Sunday, November 30, 2008

Mahalnya Rp. 15 ribu

Sungguh tidak tertata dunia pendidikan di Indonesia ini. Lebih tepat kalau saya katakan: Tidak terurus.

Kemarin saya menonton TV, pada acara “Nusantara”, TV Elshinta menayangkan figur seorang kepala sekolah SD yang merangkap sebagai pemulung. Bapak ini bernama Pak Mahmud. Setiap hari Pak Mahmud mengajar di sekolah itu, dan setiap hari pula sehabis pulang mengajar beliau harus memulung sampah untuk menyambung nafkah keluarganya.

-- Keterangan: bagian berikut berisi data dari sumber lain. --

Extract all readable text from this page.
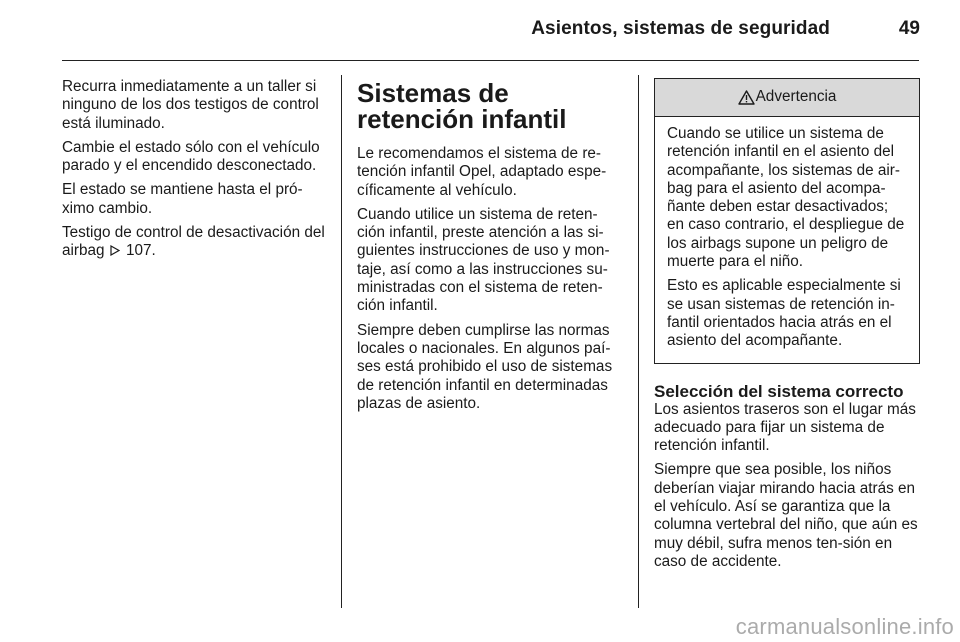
Asientos, sistemas de seguridad	49

Recurra inmediatamente a un taller si ninguno de los dos testigos de control está iluminado.

Cambie el estado sólo con el vehículo parado y el encendido desconectado.

El estado se mantiene hasta el pró-ximo cambio.

Testigo de control de desactivación del airbag 107.

Sistemas de retención infantil

Le recomendamos el sistema de re-tención infantil Opel, adaptado espe-cíficamente al vehículo.

Cuando utilice un sistema de reten-ción infantil, preste atención a las si-guientes instrucciones de uso y mon-taje, así como a las instrucciones su-ministradas con el sistema de reten-ción infantil.

Siempre deben cumplirse las normas locales o nacionales. En algunos paí-ses está prohibido el uso de sistemas de retención infantil en determinadas plazas de asiento.

Advertencia

Cuando se utilice un sistema de retención infantil en el asiento del acompañante, los sistemas de air-bag para el asiento del acompa-ñante deben estar desactivados; en caso contrario, el despliegue de los airbags supone un peligro de muerte para el niño.

Esto es aplicable especialmente si se usan sistemas de retención in-fantil orientados hacia atrás en el asiento del acompañante.

Selección del sistema correcto

Los asientos traseros son el lugar más adecuado para fijar un sistema de retención infantil.

Siempre que sea posible, los niños deberían viajar mirando hacia atrás en el vehículo. Así se garantiza que la columna vertebral del niño, que aún es muy débil, sufra menos ten-sión en caso de accidente.

carmanualsonline.info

Kita tidak perlu bertanya berapa gaji Pak Mahmud sebagai seorang kepala sekolah di SD reyot itu, karena dengan mengikuti kesehariannya sudahlah dapat diketahui tanpa kita perlu berhitung dulu. Dan jika seorang kepala sekolah harus menjadi pemulung sampah, berapa rupiah murid-murid SD itu membayar biaya sekolahnya? Untuk hal inipun kita tidak perlu bertanya apa-apa.
Jika memulung, Pak Mahmud memakai pakaian yang kumuh, bersandal jepit, berjalan mengais tumpukan sampah, lalu memilah-milahnya untuk barang-barang yang bisa dijual. Tapi jika beliau mengajar di kelas, begitu bersih, begitu rapi, berpakaian batik lengan panjang, berkaca-mata. Siapapun tidak akan menyangka bahwa beliau juga seorang pemulung. Saya kagum. Inilah orang yang sangat mencintai profesinya sebagai guru. Bukan hanya mencintai, tetapi juga menghargai profesinya sendiri. Walau harus memulung sampah, jadi guru tetaplah panggilan. Jadi mengajar haruslah rapi, tidak harus dekil, kucel.

Di sebuah SMP di daerah tempat tinggal saya, yaitu di Serpong, saya mengajar matematika. Bukan, saya bukan guru di SMP itu, saya hanya relawan yang tergerak untuk membantu dan menyumbangkan sedikit waktu, tenaga dan pikiran untuk anak-anak kurang mampu itu. Sekolah itu sudah reyot, dindingnya sudah kusam, plafonnya kotor penuh jaring laba-laba, lantainya dari semen yang sudah banyak retak dan bangku-bangkunyapun sudah reyot.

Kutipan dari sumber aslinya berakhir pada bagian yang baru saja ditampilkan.